MOGADISHU (Reuters) - Somalia’s prime minister will face a ‘no confidence’ vote next week, a lawmaker said on Friday, as frustrated donors voiced concerns over another bout of political infighting which could slow an economic recovery from more than two decades of war.
Western donors who have promised to help rebuild Somalia’s battered institutions worry that the removal of a second prime minister in less than a year will weaken the government and leave it rudderless in its fight against Islamist rebels.
Prime Minister Abdiweli Sheikh Ahmed, an economist who has been in charge since December 2013, fell out with President Hassan Sheikh Mohamud last week over a cabinet re-shuffle, prompting the no-confidence vote.
Legislator Dahir Amin Jesow told Reuters the parliamentary motion against Ahmed, which had the backing of 140 lawmakers, was presented to the speaker of the 275-seat chamber on Thursday and would be debated on Nov. 15.
“We believe and hope that he will leave office,” Jesow said.
Jesow accused the prime minister of failing to co-operate with other government institutions and of showing “zero respect for the constitution”. Ahmed will be forced to resign if more than 50 percent of the lawmakers vote against him.
The clash between President Mohamud and Ahmed comes at an awkward time for Somalia’s donors who have organized a major conference in Copenhagen later this month to lobby for more funds and support for the east African nation’s reconstruction.
“This rift at this time is extremely unfortunate.
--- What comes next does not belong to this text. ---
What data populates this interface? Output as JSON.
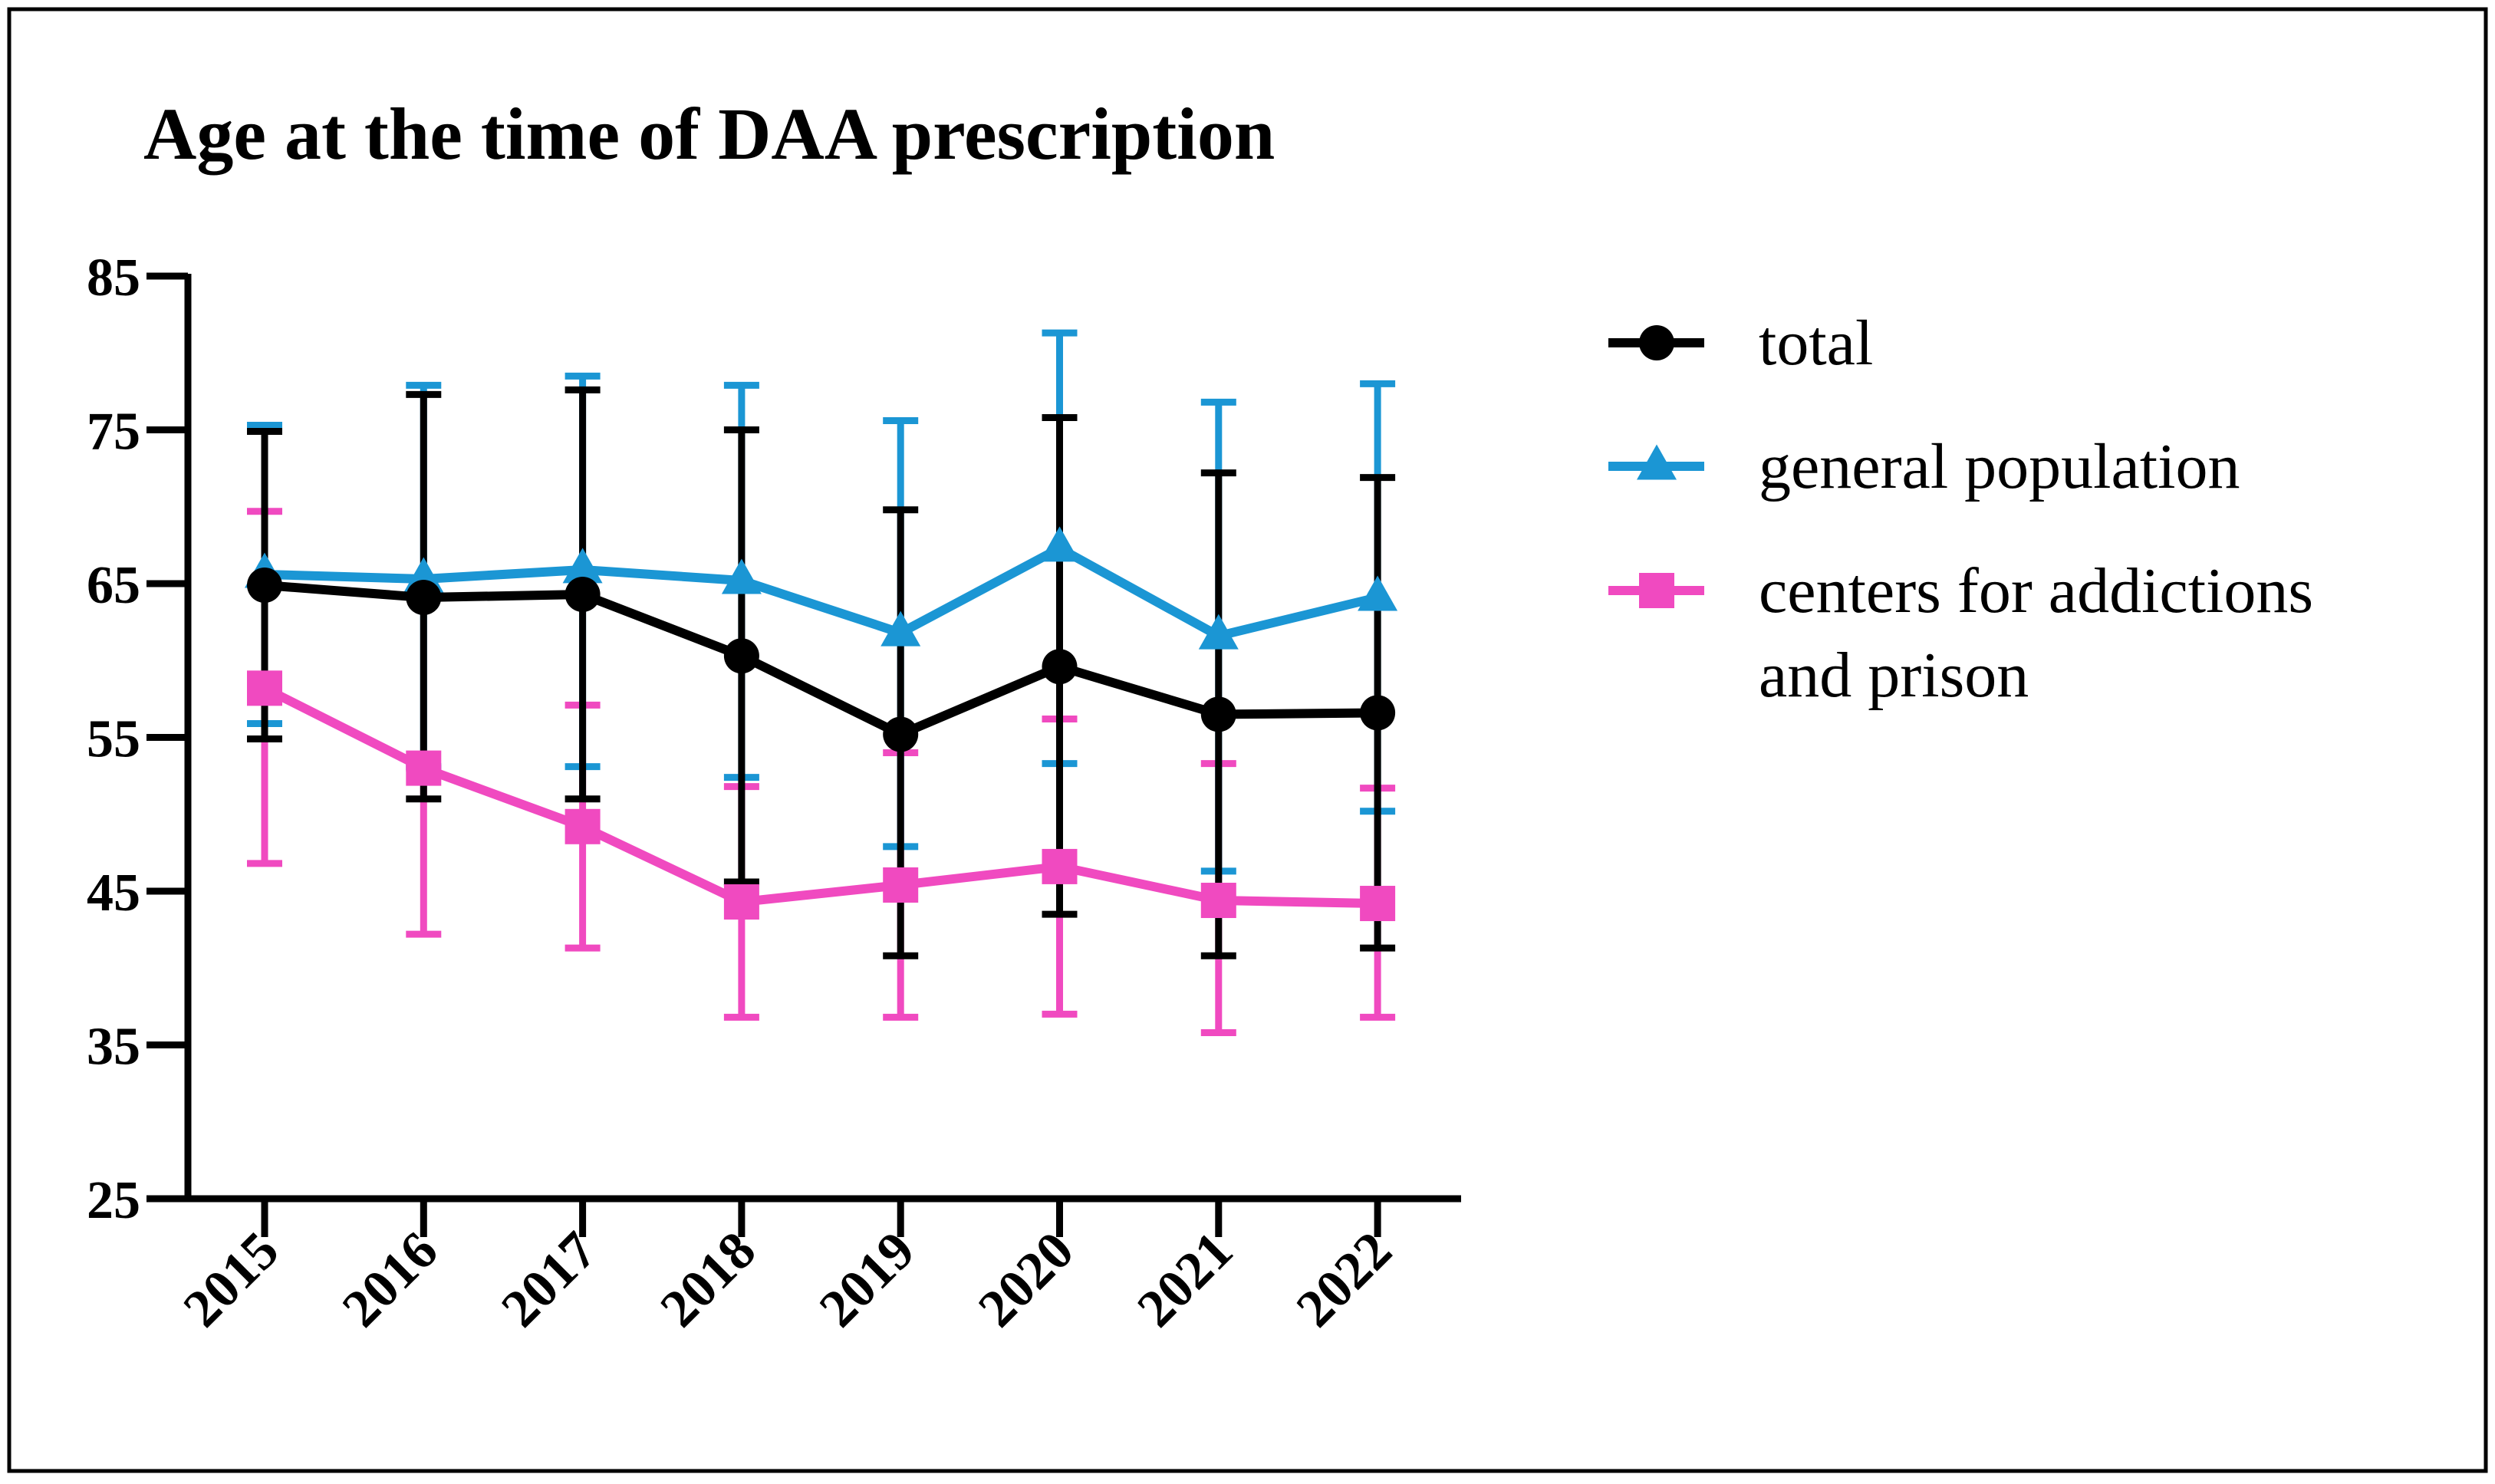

The president will turn up at this international conference with seven lame duck ministers,” said one Western diplomat, adding that Ahmed was likely to be sacked by legislators.
Ahmed’s predecessor was also sacked by parliament after a similar row with Mohamud that paralyzed the government for months last year.
Donors worry another power vacuum could embolden the al Qaeda-aligned Islamists and stall key reforms needed ahead of a planned 2016 election.
“In a way this crisis is more serious because we have less time ahead of 2016,” added the Somalia-focused Western diplomat. “It’s really frustrating.”
It could be months before a new cabinet is appointed and approved by the parliament, which could jeopardize modest security gains and limited progress on building a federal state.
The tensions between Ahmed and Mohamud erupted last month when the president accused the prime minister of reshuffling his cabinet without consulting him. Mohamud declared the changes null and void.
Diplomats say Ahmed had angered Mohamud by sidelining a close ally of the president, Farah Abdiqadir, reassigning him from the prominent justice ministry to the livestock department.
Ahmed’s office did not reply to a request for comment.
The frequent squabbles between Somalia’s presidents and prime ministers are rooted in a complex constitution, designed to encourage power-sharing, which forces an elected president to handpick a prime minister from a rival clan and then grant him large powers.
The constant bickering among politicians deepens the frustration and mistrust of ordinary Somalis for the government, which they say is not doing to enough to alleviate entrenched poverty and insecurity across the country.
“The president and his prime minister always fight,” said Halima Nur, a shopkeeper and a mother of five children. “There is no hope for Somalia.”